While the company has a strong physical retail presence, Marcum said the company wasn’t doing enough to create a positive in-store experience for shoppers, especially as it ramped up e-commerce in response to competitors such as Asos, Anthropologie’s Bhldn and emerging players like Floravere. A number of confusing policies around the David’s Bridal direct-to-consumer business led to unhappy shoppers. If customers bought an item online, it was shipped almost immediately and could be returned. But if a customer bought in-store, there was typically a long lead time to receive the gown and returns weren’t allowed.
“It really created a lot of friction in the company,” said Marcum. “Brides got confused, and the experience became somewhat broken.” Now, in-store purchases can be exchanged (but still cannot be returned for a full refund) and are available for brides to take home sooner.
Less than 10% of David’s Bridal’s bridal sales come through e-commerce. With that in mind, the in-store experience will be crucial for the brand moving forward, said Dan Neiweem, co-founder and principal at digital consulting firm Avionos.
“David’s Bridal is going to have to figure out how they make that a true experience for the bride-to-be, and then they need to think about: How do I now protect the person from going in and taking advantage of the experience, but then going to purchase somewhere else?” said Neiweem. While most of David’s Bridal’s merchandise is exclusive to the retailer, including its collaborative collections with Vera Wang and Zac Posen, brides can still find similar styles online, sometimes for lower costs. One way the brand is already doing that is through offering 10% discounts on entire purchases when brides make a shopping appointment online.

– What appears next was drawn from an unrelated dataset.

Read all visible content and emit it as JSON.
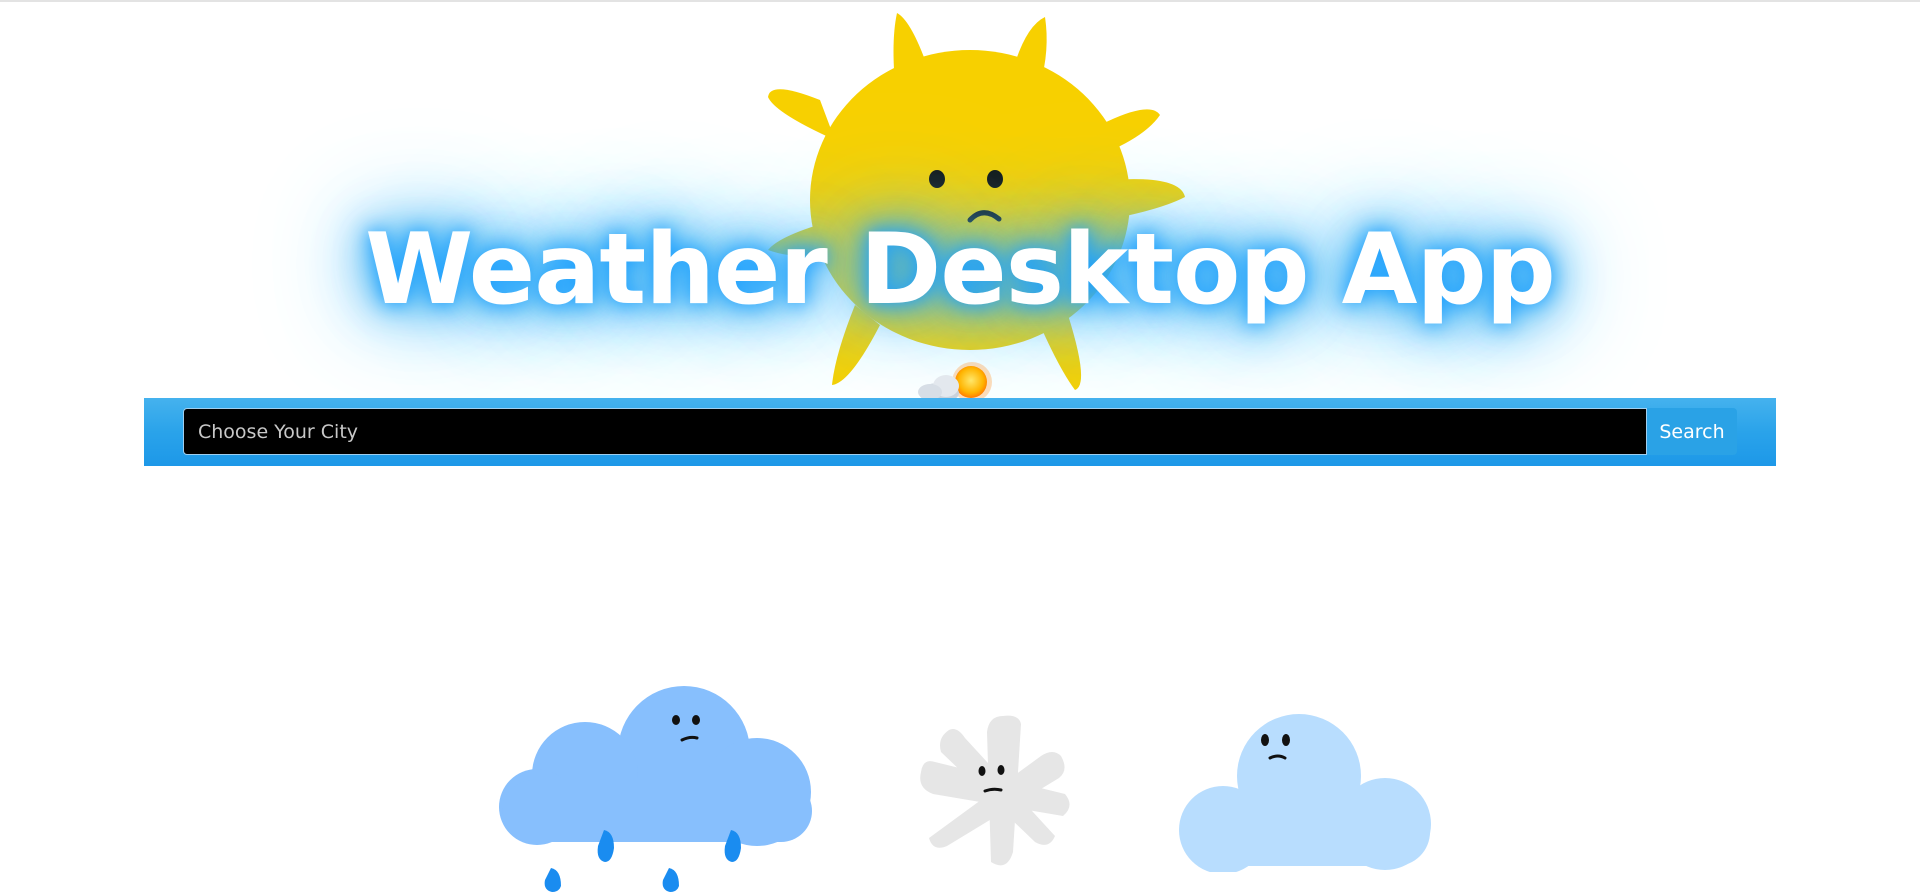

In terms of improving the in-store experience, David’s Bridal rolled out a new feature over the summer called MyCustomer, which is a questionnaire brides complete online before an in-store appointment. There, she can select favorite dress silhouettes and preferred necklines; what general style, from romantic to classic, she likes; and how much she wants to spend. She also provides her dress size, bra size and shoe size. With that information, the sales associates can then provide a more customized fitting experience in the store, handpicking dresses for the bride based on her style, size and preferences.
But before brides go to physical stores to try on dresses, most are turning to the web or social media for inspiration, Marcum said. To get the brand in front of potential customers, David’s Bridal is shifting its marketing budget away from television and print and focusing instead on paid digital. Marcum declined to share how much of its budget will focus on digital versus traditional, but said a big focus will be paid search and paid social. Marcum also wants to focus on organically growing David’s Bridal’s social channels, mainly Instagram where the brand has just over 360,000 followers. Part of that strategy includes featuring real customers on their wedding day on Instagram. David’s Bridal plans to hire a dedicated team to focus on the brand’s social media strategy and up the brand’s presence across social channels.

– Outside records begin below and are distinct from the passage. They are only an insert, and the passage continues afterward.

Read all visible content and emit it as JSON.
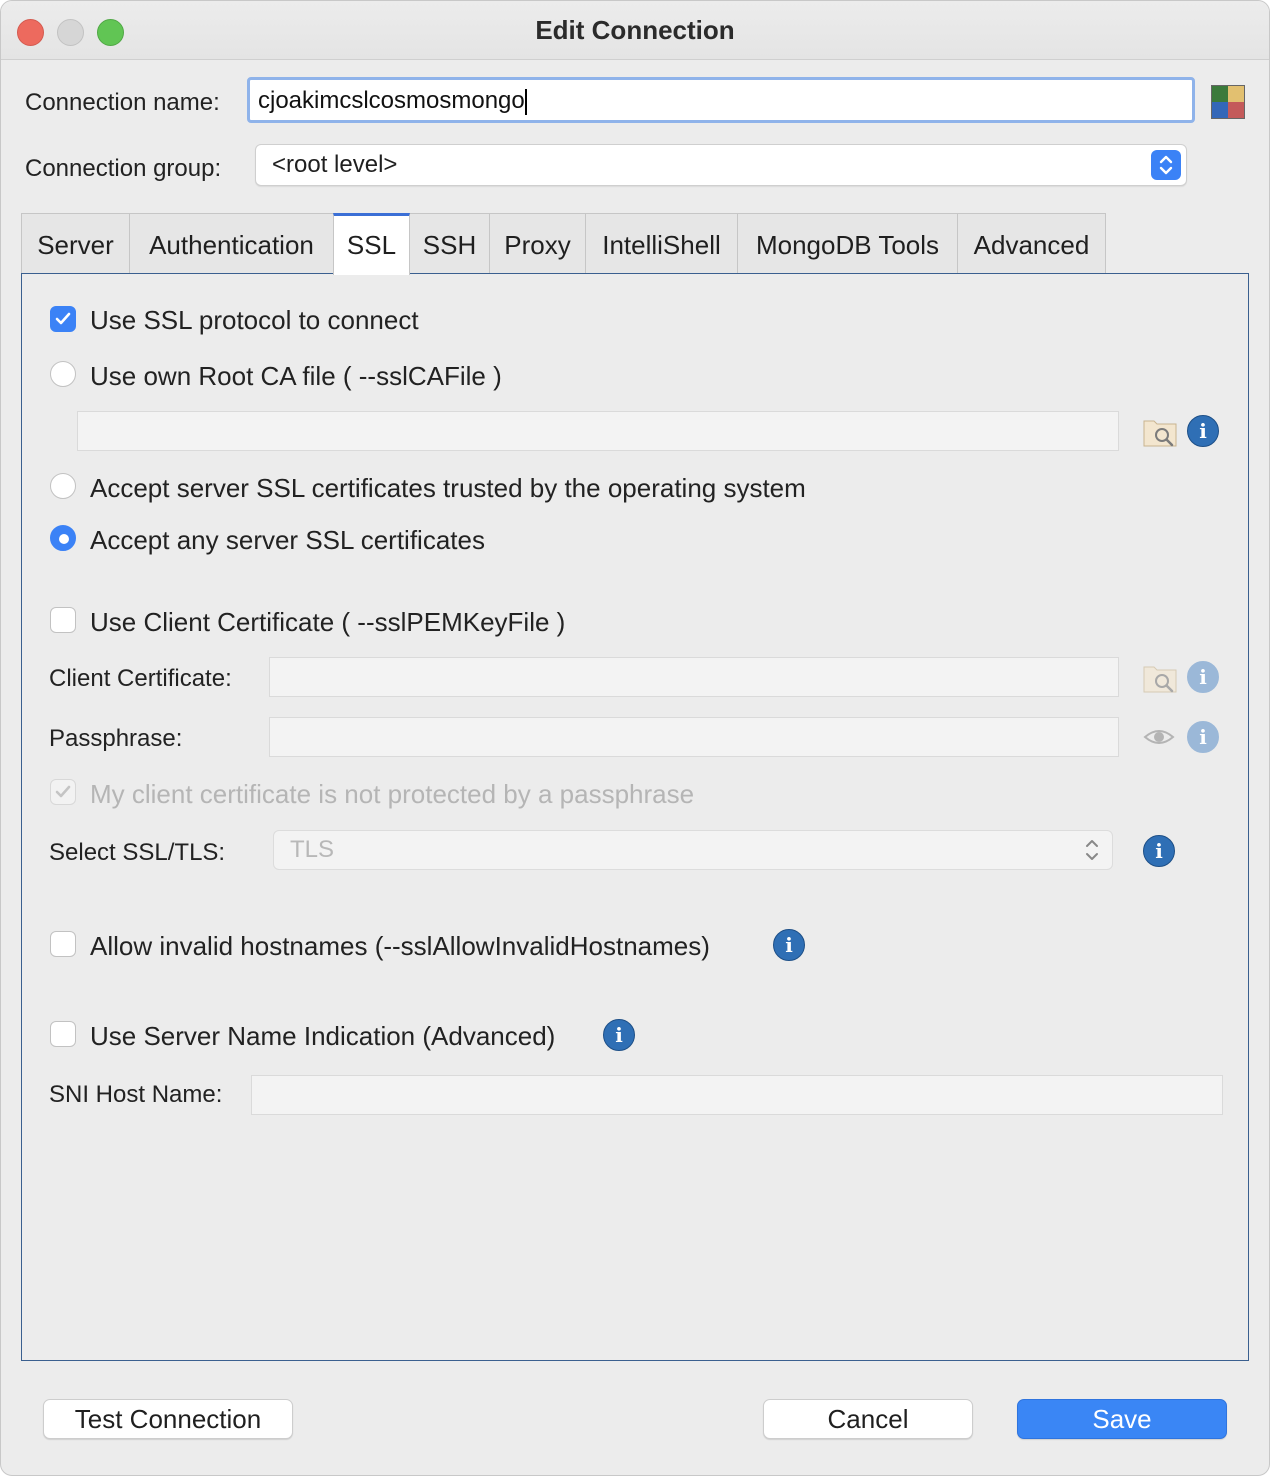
{
  "window": {
    "title": "Edit Connection"
  },
  "connection": {
    "name_label": "Connection name:",
    "name_value": "cjoakimcslcosmosmongo",
    "group_label": "Connection group:",
    "group_value": "<root level>"
  },
  "tabs": [
    "Server",
    "Authentication",
    "SSL",
    "SSH",
    "Proxy",
    "IntelliShell",
    "MongoDB Tools",
    "Advanced"
  ],
  "active_tab": "SSL",
  "ssl": {
    "use_ssl_label": "Use SSL protocol to connect",
    "use_ssl_checked": true,
    "root_ca_label": "Use own Root CA file ( --sslCAFile )",
    "trusted_os_label": "Accept server SSL certificates trusted by the operating system",
    "accept_any_label": "Accept any server SSL certificates",
    "selected_trust_option": "Accept any server SSL certificates",
    "client_cert_option_label": "Use Client Certificate ( --sslPEMKeyFile )",
    "client_cert_label": "Client Certificate:",
    "passphrase_label": "Passphrase:",
    "not_protected_label": "My client certificate is not protected by a passphrase",
    "not_protected_checked": true,
    "select_tls_label": "Select SSL/TLS:",
    "tls_value": "TLS",
    "invalid_hostnames_label": "Allow invalid hostnames (--sslAllowInvalidHostnames)",
    "sni_option_label": "Use Server Name Indication (Advanced)",
    "sni_host_label": "SNI Host Name:"
  },
  "buttons": {
    "test_connection": "Test Connection",
    "cancel": "Cancel",
    "save": "Save"
  },
  "colors": {
    "accent": "#3a86f5",
    "info_icon": "#2f6fb5",
    "panel_border": "#3a5f8f"
  }
}
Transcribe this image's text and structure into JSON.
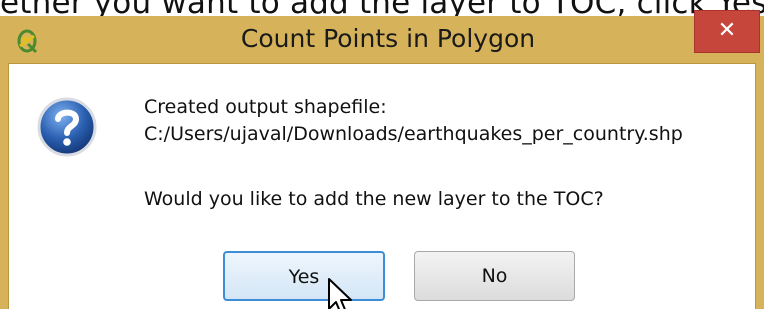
{
  "background": {
    "text": "ether you want to add the layer to TOC, click Yes"
  },
  "dialog": {
    "title": "Count Points in Polygon",
    "app_icon": "qgis-logo-icon",
    "close_icon": "close-icon",
    "close_glyph": "✕",
    "message_icon": "question-icon",
    "message_line1": "Created output shapefile:",
    "message_line2": "C:/Users/ujaval/Downloads/earthquakes_per_country.shp",
    "question": "Would you like to add the new layer to the TOC?",
    "buttons": {
      "yes": "Yes",
      "no": "No"
    },
    "cursor_icon": "arrow-cursor-icon"
  },
  "colors": {
    "frame": "#d6b35a",
    "close_button": "#c7463c",
    "default_button_border": "#3d8ed6",
    "question_icon": "#2a5fb0"
  }
}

“[David’s Bridal] identified that its e-commerce experience wasn’t working, which was an important first step. The company needs to understand its customer’s journey and curate relevant experiences across all digital and physical touch points. They need to display their products in more ways than just endless thumbnails in a cookie-cutter e-commerce experience,” said Darin Archer, chief strategy officer at Elastic Path.
In addition to focusing on discovery and the in-store experience, David’s Bridal is also working on building out partnerships to help brides through the entire planning process, from engagement to honeymoon. In August 2018, David’s Bridal acquired gift registry platform Blueprint Registry, where brides can create a gift registry for free. This June, Blueprint Registry and David’s Bridal added a free wedding website builder feature, as well.
“The biggest opportunity for the brand is not only focusing on a bride, but focusing on her entire event,” said Marcum.